Shlaim befuddles us by claiming that the Arab Revolt of 1936-38 was but "a desperate response" to Zionism supported by Britain. The Arab riots in Jerusalem in 1920, in Jaffa and Jerusalem in 1921, the country-wide attacks which killed 133 in August 1929 and their riots in October 1933 were also "desperate" or, may we assume that Jews returning to their homeland are but to expect that they are legitimate targets for Arab violence?

In the Shlomo Ben-Yosef incident, the immediate trigger to his act was the slaughter of five Jews, one child, three women and the driver, travelling in a taxi between Haifa and Safad on March 28, 1938. One of the females was 17 year-old Alegra Mutzari who was to be married a few days later. She was raped. On April 16 that year, four men were shot by a marauding band of Arabs near Hanita. One of them was a close persoanl friend of the Betar members at Rosh Pinna.

To get beyond the details, however, one must recall that the Jews were divided about the preferred solution to the conflict. Arab opponents of Zionism always had the advantage of working with binationalists, concessionists, anti-Zionists (ultra-orthodox and secular) and other stripes of "peace" activists.
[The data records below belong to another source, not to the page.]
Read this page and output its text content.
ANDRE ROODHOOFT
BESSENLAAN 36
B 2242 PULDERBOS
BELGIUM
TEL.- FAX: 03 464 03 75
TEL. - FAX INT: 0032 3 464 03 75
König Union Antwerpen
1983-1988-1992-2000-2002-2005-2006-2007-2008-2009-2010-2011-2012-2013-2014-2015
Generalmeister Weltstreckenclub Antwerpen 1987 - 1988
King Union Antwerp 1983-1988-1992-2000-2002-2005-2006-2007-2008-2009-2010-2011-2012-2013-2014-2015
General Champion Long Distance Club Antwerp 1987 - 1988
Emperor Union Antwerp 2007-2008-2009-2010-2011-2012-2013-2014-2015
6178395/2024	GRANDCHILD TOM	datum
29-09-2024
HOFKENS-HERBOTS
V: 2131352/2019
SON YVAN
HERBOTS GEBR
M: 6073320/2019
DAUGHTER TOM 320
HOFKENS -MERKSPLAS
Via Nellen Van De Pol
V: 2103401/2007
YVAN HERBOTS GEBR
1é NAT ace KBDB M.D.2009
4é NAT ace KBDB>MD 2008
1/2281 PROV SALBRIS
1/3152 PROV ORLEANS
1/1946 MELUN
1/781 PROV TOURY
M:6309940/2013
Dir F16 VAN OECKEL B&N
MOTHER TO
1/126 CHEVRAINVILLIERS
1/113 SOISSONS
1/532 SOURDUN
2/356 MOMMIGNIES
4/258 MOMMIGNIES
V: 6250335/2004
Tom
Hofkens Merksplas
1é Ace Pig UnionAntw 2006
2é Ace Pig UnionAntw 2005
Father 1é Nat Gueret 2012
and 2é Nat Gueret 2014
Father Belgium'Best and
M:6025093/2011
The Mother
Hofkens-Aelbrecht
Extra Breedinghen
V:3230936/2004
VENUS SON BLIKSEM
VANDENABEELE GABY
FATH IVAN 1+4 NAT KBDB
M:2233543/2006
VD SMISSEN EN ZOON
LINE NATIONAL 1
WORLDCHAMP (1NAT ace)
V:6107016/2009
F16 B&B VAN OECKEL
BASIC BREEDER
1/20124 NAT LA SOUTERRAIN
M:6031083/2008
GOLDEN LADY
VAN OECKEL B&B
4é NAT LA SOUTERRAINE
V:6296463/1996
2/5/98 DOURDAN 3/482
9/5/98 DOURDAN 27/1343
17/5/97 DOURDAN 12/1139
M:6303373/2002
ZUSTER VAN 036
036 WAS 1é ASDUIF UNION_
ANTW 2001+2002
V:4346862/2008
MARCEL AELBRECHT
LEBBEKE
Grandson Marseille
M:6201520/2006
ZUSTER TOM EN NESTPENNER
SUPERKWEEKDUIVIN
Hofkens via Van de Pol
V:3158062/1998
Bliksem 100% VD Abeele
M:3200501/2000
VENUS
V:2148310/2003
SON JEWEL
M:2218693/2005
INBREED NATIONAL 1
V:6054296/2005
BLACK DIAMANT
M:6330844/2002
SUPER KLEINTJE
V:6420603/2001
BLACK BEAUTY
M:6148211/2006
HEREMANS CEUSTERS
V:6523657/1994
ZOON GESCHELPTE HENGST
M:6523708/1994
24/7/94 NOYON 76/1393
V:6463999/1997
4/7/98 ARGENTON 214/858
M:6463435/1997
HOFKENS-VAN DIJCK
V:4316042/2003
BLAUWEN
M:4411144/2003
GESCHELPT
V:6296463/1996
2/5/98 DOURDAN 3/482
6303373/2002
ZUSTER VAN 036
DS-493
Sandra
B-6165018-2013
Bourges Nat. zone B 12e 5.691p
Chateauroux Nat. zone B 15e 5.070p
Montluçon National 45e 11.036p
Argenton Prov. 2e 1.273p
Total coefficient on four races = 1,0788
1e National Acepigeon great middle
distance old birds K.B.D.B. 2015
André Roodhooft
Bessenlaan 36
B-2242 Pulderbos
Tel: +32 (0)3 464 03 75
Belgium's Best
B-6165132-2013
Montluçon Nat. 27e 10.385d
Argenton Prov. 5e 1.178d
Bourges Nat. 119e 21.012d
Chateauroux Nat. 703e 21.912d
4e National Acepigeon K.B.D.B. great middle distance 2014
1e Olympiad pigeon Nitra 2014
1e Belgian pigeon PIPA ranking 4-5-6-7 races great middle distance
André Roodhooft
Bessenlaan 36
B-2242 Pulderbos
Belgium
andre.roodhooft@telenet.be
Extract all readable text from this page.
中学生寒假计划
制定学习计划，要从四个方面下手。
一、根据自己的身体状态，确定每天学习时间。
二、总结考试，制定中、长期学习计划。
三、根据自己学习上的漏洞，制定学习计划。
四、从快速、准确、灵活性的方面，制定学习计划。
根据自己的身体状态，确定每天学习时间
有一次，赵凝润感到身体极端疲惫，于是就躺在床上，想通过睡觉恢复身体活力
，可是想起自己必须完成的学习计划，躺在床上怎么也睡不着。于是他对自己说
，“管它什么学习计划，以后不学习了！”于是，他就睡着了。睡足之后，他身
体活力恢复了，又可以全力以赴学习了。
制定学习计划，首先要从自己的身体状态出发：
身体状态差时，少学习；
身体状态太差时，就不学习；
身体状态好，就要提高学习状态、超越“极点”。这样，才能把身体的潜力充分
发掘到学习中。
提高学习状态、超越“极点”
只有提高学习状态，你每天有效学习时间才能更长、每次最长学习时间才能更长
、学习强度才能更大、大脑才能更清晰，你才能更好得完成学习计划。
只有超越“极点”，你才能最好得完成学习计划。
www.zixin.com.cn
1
That advantage, which continues today, conjoined with the non-sympathy, and even an undercurrent animosity, of too many Gentiles to Jewish nationalism has been manipulated by Arabs.

Far from being "desperate", Arab leaders, from the Mufti El-Husseini to Yasser Arafat, have been confident that their total rejection of Zionism and their violence will be understood and tolerated. They rarely used diplomacy and always resorted to violence, exclusively targeting civilians. Ethnic cleansing was another weapon with Arabs razing Jewish communities such as Tel Hai (1920), Hebron and Beer Tuvia (1929), Atarot, Bet HaArava and the Gush Etzion Bloc (1948) among others. Active support, including mobilzing Muslims for the Nazi Wafffen SS, on behalf of Germany during World War II was ignored by "enlightened" Europe.

It is, then, in this light, or better, shades of darkness, that Rose's twisted thinking is to be considered as well as Shlaim's abject apologia.